Get the maximum number of features to track in the image.
- getMinDistance(self) float ¶
Get the minimal Euclidean distance between detected corners during initialization.
- getPrevFeatures(self) list[cv::Point_<float>] ¶
Get the list of previous features.
- getQuality(self) float ¶
Get the parameter characterizing the minimal accepted quality of image corners.

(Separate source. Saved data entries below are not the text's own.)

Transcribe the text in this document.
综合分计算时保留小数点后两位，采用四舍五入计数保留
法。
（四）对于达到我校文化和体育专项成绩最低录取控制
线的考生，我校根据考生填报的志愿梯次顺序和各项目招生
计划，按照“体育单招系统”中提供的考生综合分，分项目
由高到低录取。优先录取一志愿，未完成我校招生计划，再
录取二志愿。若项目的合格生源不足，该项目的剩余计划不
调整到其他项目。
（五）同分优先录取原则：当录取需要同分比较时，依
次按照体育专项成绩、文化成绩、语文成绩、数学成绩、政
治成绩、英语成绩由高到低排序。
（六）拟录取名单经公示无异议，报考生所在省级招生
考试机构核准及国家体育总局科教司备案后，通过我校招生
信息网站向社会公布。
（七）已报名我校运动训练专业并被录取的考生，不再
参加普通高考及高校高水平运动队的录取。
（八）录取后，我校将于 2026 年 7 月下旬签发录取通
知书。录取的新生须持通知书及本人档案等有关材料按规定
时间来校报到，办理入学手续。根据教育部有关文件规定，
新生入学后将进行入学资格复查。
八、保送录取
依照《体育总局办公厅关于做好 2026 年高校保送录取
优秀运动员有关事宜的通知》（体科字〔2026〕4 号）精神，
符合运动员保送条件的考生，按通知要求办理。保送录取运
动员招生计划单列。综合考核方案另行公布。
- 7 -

- initTracking(*args, **kwargs)¶
Overloaded function.
initTracking(self: visp._visp.klt.KltOpencv, I: cv::Mat, mask: cv::Mat) -> None
Initialise the tracking by extracting KLT keypoints on the provided image.
- Parameters:
- I
Grey level image used as input. This image should have only 1 channel.
- mask
Image mask used to restrict the keypoint detection area. If mask is nullptr, all the image will be considered.

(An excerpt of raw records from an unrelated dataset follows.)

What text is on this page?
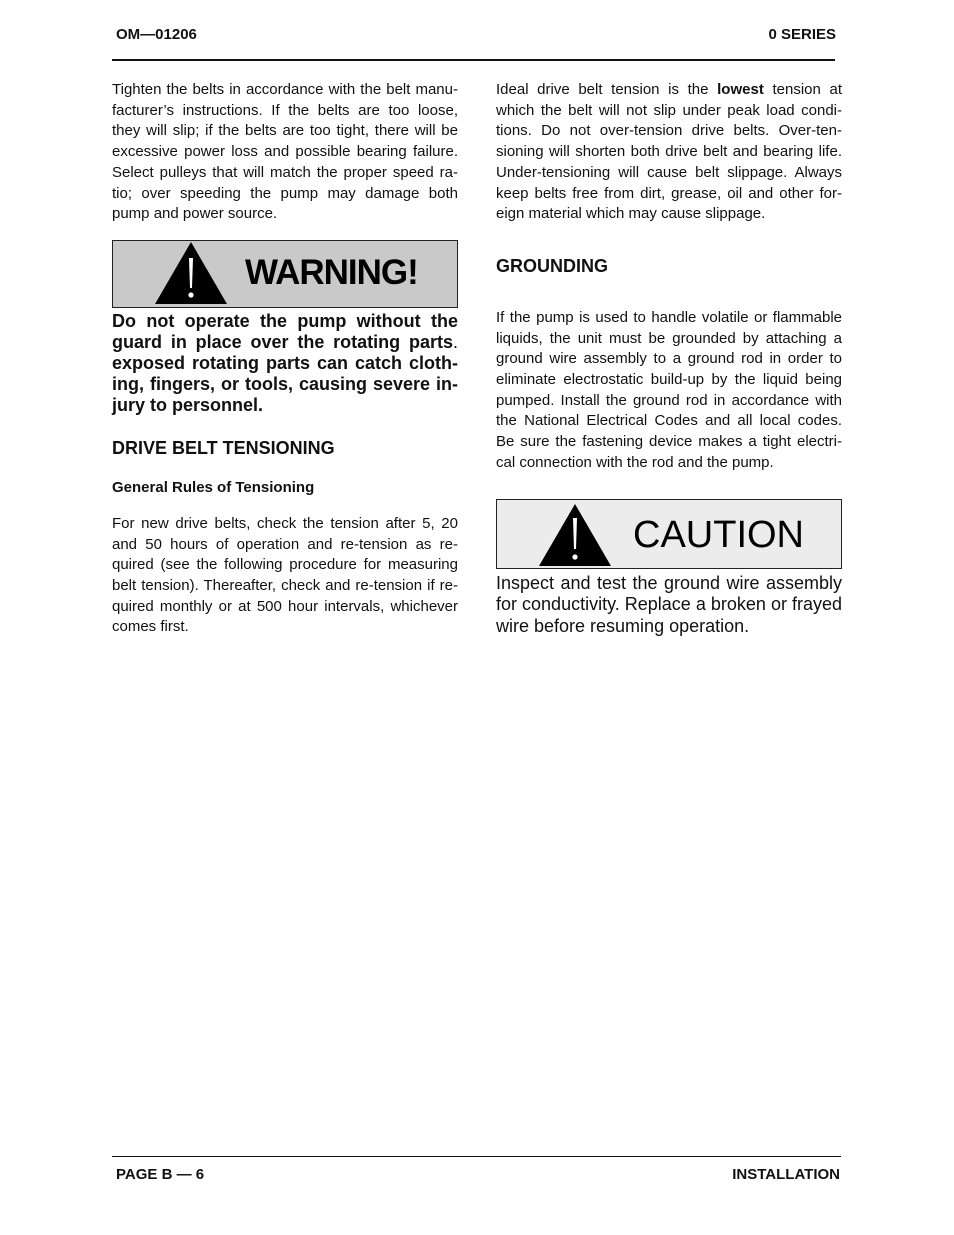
OM—01206	0 SERIES

Tighten the belts in accordance with the belt manufacturer’s instructions. If the belts are too loose, they will slip; if the belts are too tight, there will be excessive power loss and possible bearing failure. Select pulleys that will match the proper speed ratio; over speeding the pump may damage both pump and power source.

WARNING!

Do not operate the pump without the guard in place over the rotating parts. exposed rotating parts can catch clothing, fingers, or tools, causing severe injury to personnel.

DRIVE BELT TENSIONING

General Rules of Tensioning

For new drive belts, check the tension after 5, 20 and 50 hours of operation and re-tension as required (see the following procedure for measuring belt tension). Thereafter, check and re-tension if required monthly or at 500 hour intervals, whichever comes first.

Ideal drive belt tension is the lowest tension at which the belt will not slip under peak load conditions. Do not over-tension drive belts. Over-tensioning will shorten both drive belt and bearing life. Under-tensioning will cause belt slippage. Always keep belts free from dirt, grease, oil and other foreign material which may cause slippage.

GROUNDING

If the pump is used to handle volatile or flammable liquids, the unit must be grounded by attaching a ground wire assembly to a ground rod in order to eliminate electrostatic build-up by the liquid being pumped. Install the ground rod in accordance with the National Electrical Codes and all local codes. Be sure the fastening device makes a tight electrical connection with the rod and the pump.

CAUTION

Inspect and test the ground wire assembly for conductivity. Replace a broken or frayed wire before resuming operation.

PAGE B — 6	INSTALLATION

initTracking(self: visp._visp.klt.KltOpencv, I: cv::Mat, pts: list[cv::Point_<float>]) -> None
Set the points that will be used as initialization during the next call to track() .
- Parameters:
- I
Input image.
- pts
Vector of points that should be tracked.
initTracking(self: visp._visp.klt.KltOpencv, I: cv::Mat, pts: list[cv::Point_<float>], ids: list[int]) -> None
Set the points that will be used as initialization during the next call to track() .
- Parameters:
- I
Input image.
- pts
Vector of points that should be tracked.
- ids
Corresponding point ids.
- setBlockSize(self, blockSize: int) None ¶
Set the size of the averaging block used to track the features.
Warning
The input is a signed integer to be compatible with OpenCV. However, it must be a positive integer.
- setInitialGuess(*args, **kwargs)¶
Overloaded function.
setInitialGuess(self: visp._visp.klt.KltOpencv, guess_pts: list[cv::Point_<float>]) -> None
Set the points that will be used as initial guess during the next call to track() . A typical usage of this function is to predict the position of the features before the next call to track() .
Note
See initTracking()
- Parameters:
- guess_pts
Vector of points that should be tracked. The size of this vector should be the same as the one returned by getFeatures() . If this is not the case, an exception is returned. Note also that the id of the points is not modified.
setInitialGuess(self: visp._visp.klt.KltOpencv, init_pts: list[cv::Point_<float>], guess_pts: list[cv::Point_<float>], fid: list[int]) -> None
Set the points that will be used as initial guess during the next call to track() . A typical usage of this function is to predict the position of the features before the next call to track() .
Note
See getPrevFeatures() ,getPrevFeaturesId
Note
See getFeatures() , getFeaturesId
Note
See initTracking()
- Parameters:
- init_pts
Initial points (could be obtained from getPrevFeatures() or getFeatures() ).
- guess_pts
Prediction of the new position of the initial points. The size of this vector must be the same as the size of the vector of initial points.
- fid
Identifiers of the initial points.
- setMaxFeatures(self, maxCount: int) None ¶
Set the maximum number of features to track in the image.
- setMinDistance(self, minDistance: float) None ¶
Set the minimal Euclidean distance between detected corners during initialization.
- setMinEigThreshold(self, minEigThreshold: float) None ¶
Set the minimal eigen value threshold used to reject a point during the tracking.
- setPyramidLevels(self, pyrMaxLevel: int) None ¶
Set the maximal pyramid level. If the level is zero, then no pyramid is computed for the optical flow.
- setQuality(self, qualityLevel: float) None ¶
Set the parameter characterizing the minimal accepted quality of image corners.
- Parameters:
- qualityLevel: float¶
Quality level parameter. Default value is set to 0.01. The parameter value is multiplied by the best corner quality measure, which is the minimal eigenvalue or the Harris function response. The corners with the quality measure less than the product are rejected. For example, if the best corner has the quality measure = 1500, and the qualityLevel=0.01, then all the corners with the quality measure less than 15 are rejected.
- setTrackerId(self, tid: int) None ¶
Does nothing. Just here for compat with previous releases that use OpenCV C api to do the tracking.
- setUseHarris(self, useHarrisDetector: int) None ¶
Set the parameter indicating whether to use a Harris detector or the minimal eigenvalue of gradient matrices for corner detection.